The CBN Governor has argued that devaluing the naira stabilised the naira exchange rate and the economy as it facilitated the sucking of hundreds of billions of naira from the system with the dollars sold. What happens when the next tranche of naira advances arrives? Anyway, under the present system a stable naira exchange rate is imaginary. Also sound economic infusion of foreign exchange, far from suck, actually injects funds that promote enhanced economic activity. The apex bank governor additionally claimed that a devalued naira would permit capital inflows, check frivolous imports, conserve foreign reserves, protect the domestic production sector and expand exports. History refutes such claims: the country has not derived any of those benefits despite the monotonic devaluation of the naira from N0.5464/$1 in 1980 to N134/$1 in 2004. The subsequent temporary halt up last October did not improve matters nor will the now renewed devaluation make any positive difference since the naira exchange rates have been and remain artificial. Likewise, the argument that devaluing the naira would prop budget revenue is fallacious because the measure will only generate increased but diluted naira advances, which are not realised revenue on which the quality of budget implementation largely depends. This counterproductive option gives away the administration as less circumspect.
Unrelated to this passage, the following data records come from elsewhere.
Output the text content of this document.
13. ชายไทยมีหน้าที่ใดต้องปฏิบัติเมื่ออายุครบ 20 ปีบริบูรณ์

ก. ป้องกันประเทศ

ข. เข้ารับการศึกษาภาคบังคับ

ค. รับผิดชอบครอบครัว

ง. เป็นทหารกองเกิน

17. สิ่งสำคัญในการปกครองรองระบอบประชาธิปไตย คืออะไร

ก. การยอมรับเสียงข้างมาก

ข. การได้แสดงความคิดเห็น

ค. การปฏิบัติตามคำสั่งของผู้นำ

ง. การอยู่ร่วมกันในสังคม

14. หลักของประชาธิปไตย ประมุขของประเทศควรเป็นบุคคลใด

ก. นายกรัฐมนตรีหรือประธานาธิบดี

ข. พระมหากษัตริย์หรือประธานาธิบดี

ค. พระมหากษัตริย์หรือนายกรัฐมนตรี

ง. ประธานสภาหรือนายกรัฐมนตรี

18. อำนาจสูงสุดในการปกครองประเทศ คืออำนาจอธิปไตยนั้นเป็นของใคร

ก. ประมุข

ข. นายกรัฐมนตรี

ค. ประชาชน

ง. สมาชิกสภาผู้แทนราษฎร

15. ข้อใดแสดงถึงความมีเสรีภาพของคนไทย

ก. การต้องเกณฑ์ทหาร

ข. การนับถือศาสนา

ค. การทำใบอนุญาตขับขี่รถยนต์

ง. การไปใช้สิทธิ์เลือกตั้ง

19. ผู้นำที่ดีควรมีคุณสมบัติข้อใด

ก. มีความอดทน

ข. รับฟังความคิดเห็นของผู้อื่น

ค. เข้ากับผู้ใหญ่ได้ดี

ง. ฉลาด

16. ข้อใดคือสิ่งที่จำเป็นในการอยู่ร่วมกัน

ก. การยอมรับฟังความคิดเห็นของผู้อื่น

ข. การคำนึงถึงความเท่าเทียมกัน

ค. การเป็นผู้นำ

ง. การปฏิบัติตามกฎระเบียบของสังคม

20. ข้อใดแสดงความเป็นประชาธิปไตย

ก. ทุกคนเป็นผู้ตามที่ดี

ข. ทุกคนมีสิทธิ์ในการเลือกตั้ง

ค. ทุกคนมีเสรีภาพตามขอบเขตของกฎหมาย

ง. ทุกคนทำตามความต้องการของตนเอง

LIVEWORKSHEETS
Yet, the elusive benefits which Soludo cited (they should include zero-hugging inflation, single-digit lending rates at levels prevailing in successful economies and fast expanding employment) are realisable given a truly market-determined naira exchange rate. Towards that end, the CBN should become a stand-off regulator like its counterparts in focused economies. As the sole beneficiaries and bona fide owners of FA dollar proceeds, the three tiers of government, under orthodox economics, belong to the supply side, where they would be relied upon to supply a steady stream of dollars in excess of their official import needs to the financial market in staggered search of naira to enable them to carry out government business. The recommended use of CBN domiciliary dollar accounts and absolute denial of access to dollars in cash stamps out the notorious penchant for speculative and fraudulent diversion of FA dollar earnings as well as cuts out loot-facilitating and smuggling-promoting bureaux de change from handling official foreign exchange.

On the demand side, appropriate regulatory framework would channel available foreign exchange to genuine end-users to fast-track desirable investments, stymie frivolous imports and help conserve foreign reserves. Nigeria is intuitively a dollar-surplus economy: even amidst falling oil prices, dollar earnings will outstrip requirements for import components of real investments and genuine capital outflows. Hence given disciplined fiscal and sound monetary management, the country would ordinarily enjoy rising external reserves and a strong, stable and realistically market-determined naira exchange rate that would facilitate cheap capital and intermediate imports for vibrant and competitive domestic production.

Such a thriving production base, predominantly private sector-driven, would rapidly develop forward and backward linkages locally and propagate extensive employment opportunities. This is the direct road to the much desired diversified Nigerian economy, national prosperity and generation of sustainable non-oil tax revenue.